Question

A piece of wire $8m$ in length is cut into two pieces, and each piece is bent into a square. Where the cut in the wire should be made if the sum of the areas of these squares is to be $2{m^2}$ ? How many meters from the left end?

Answer 1

Hint:
Analyse the question carefully and notice that the length of the wire initially will be the same as the length of two pieces that are used to make squares. Assume some variable $'f'$ for the side of one square. Use the relation to find sides of both the squares in terms of $'f'$. Now add the areas and equate it to $2{m^2}$. Solve this equation for the only unknown $'f'$.

Complete step by step solution:
Let’s first try to analyse the situation given. Here in this problem, a $8m$ long piece of wire is cut into two pieces by a single cut. Then these new pieces are bent to form two squares with a total sum of areas of these two as $2{m^2}$ . With that given information we need to calculate the length of cut made on the $8m$ long wire from the left end.
There’s one thing that you should observe that during this whole operation of cutting and bending, there is one thing that remained constant. The total length of wire before cutting/bending does not change after the operation completes. So, we can say that the length of wire initially will be equal to the length of the closed boundary of the two new squares, i.e. perimeter of the two squares.
$ \Rightarrow $ The total length of wire $ = $ Sum of perimeters of both the squares
Let us assume that the length of side one of the squares is $'f'$ meters.
As we know that the perimeter of a square is four times its length of the side. Therefore, we can write the perimeter of the first square as $ = 4 \times f = 4f{\text{ m}}$
So, the perimeter of second of square $ = $ Total length of wire $ - $ Perimeter of the first square
$ \Rightarrow $ The perimeter of the second square $ = \left( {8 - 4f} \right){\text{ m}}$
Therefore, the length of the side of the second square $ = \dfrac{{{\text{Perimeter}}}}{4} = \dfrac{{\left( {8 - 4f} \right)}}{4} = \left( {2 - f} \right){\text{ m}}$
Hence, we got the lengths of sides of the two squares as $f{\text{ and }}\left( {2 - f} \right)$ meters.
According to the question, the sum of areas of these two squares is $2{\text{ }}{{\text{m}}^2}$
But we know that the area of a square is given by squaring its length of the side. Therefore, the above statement gives us a relation:
$ \Rightarrow {f^2} + {\left( {2 - f} \right)^2} = 2$
From this relation, we can easily find the value of the unknown $'f'$ . Let’s expand the square using the identity ${\left( {a - b} \right)^2} = {a^2} - 2ab + {b^2}$
$ \Rightarrow {f^2} + {\left( {2 - f} \right)^2} = 2 \Rightarrow {f^2} + {2^2} - 4f + {f^2} = 2 \Rightarrow 2{f^2} - 4f + 2 = 0$
Now after taking $2$ common from the left-side, we can again use the identity ${\left( {a - b} \right)^2} = {a^2} - 2ab + {b^2}$ . This will give us:
$ \Rightarrow 2\left( {{f^2} - 2f + 1} \right) = 0 \Rightarrow {\left( {f - 1} \right)^2} = 0$
Therefore, we get the two equal roots of this quadratic equation, i.e. $f = 1$
So, the length of sides of the first square will be $f = 1{\text{ m}}$ and for the second $\left( {2 - f} \right) = 2 - 1 = 1{\text{ m}}$
And the length of cut made in the total length of the wire will be equal to the perimeter of the first square, i.e. $4 \times f = 4 \times 1 = 4{\text{ m}}$.

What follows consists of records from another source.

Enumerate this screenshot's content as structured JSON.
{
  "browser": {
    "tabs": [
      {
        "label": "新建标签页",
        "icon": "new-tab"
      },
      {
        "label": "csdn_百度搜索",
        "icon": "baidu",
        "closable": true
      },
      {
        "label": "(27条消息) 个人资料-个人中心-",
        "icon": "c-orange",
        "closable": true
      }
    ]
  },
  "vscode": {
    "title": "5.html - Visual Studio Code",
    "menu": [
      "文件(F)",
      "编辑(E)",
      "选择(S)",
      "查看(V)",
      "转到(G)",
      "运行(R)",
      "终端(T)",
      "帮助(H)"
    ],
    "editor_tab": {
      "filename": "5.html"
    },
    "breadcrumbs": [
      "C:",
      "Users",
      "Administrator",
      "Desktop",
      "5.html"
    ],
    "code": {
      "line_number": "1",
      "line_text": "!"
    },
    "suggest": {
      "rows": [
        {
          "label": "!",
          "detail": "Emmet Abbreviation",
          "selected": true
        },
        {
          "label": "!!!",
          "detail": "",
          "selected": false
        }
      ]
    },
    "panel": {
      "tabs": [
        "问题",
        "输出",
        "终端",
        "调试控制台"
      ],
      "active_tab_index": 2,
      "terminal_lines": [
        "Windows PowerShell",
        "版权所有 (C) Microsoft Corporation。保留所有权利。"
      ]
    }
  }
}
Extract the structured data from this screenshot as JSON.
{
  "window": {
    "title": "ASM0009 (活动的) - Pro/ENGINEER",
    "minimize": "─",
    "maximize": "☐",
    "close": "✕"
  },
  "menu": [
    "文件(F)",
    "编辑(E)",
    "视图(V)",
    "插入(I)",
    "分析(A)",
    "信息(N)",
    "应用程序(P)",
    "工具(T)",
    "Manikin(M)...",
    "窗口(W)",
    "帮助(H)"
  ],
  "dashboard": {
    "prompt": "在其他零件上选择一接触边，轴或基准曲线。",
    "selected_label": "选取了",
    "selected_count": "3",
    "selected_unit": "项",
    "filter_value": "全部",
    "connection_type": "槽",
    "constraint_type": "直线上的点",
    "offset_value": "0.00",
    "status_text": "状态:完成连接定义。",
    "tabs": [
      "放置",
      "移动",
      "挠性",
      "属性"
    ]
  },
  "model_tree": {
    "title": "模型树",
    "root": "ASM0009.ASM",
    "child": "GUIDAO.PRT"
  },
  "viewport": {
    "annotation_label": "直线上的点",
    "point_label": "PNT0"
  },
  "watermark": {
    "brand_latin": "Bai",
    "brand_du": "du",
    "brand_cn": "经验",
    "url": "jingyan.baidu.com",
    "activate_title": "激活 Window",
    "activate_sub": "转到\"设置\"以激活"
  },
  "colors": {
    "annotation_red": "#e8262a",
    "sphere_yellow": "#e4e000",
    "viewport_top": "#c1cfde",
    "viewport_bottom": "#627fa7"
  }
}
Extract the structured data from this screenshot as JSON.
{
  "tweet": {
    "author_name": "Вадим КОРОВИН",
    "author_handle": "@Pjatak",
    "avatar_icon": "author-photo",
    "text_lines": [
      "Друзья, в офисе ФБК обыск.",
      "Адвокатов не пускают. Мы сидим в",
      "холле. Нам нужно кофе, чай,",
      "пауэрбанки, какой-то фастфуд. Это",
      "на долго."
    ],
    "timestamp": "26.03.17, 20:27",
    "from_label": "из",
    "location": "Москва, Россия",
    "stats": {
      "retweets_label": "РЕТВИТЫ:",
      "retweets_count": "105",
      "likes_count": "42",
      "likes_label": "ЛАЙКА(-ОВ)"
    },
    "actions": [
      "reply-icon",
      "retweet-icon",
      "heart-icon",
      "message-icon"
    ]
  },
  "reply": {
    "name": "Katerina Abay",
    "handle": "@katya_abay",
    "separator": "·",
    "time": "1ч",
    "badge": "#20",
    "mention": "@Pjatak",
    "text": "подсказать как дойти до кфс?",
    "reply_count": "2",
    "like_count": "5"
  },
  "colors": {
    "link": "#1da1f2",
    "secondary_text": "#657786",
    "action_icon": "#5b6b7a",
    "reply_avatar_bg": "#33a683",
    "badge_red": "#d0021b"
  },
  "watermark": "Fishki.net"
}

Hence, the cut made on the total length of $8{\text{ m}}$ wire divides the wire into two equal pieces and these two equal pieces are used to make two squares of equal dimensions.

Note:
In questions like this, always try to find the constraints or limitations in the whole operation. This will help you establish a relationship between the unknowns like the length of wire in this case. An alternate approach to the same problem can be taken by assuming the perimeter of the first square as some variable. Then find the perimeter of other squares and areas in terms of that.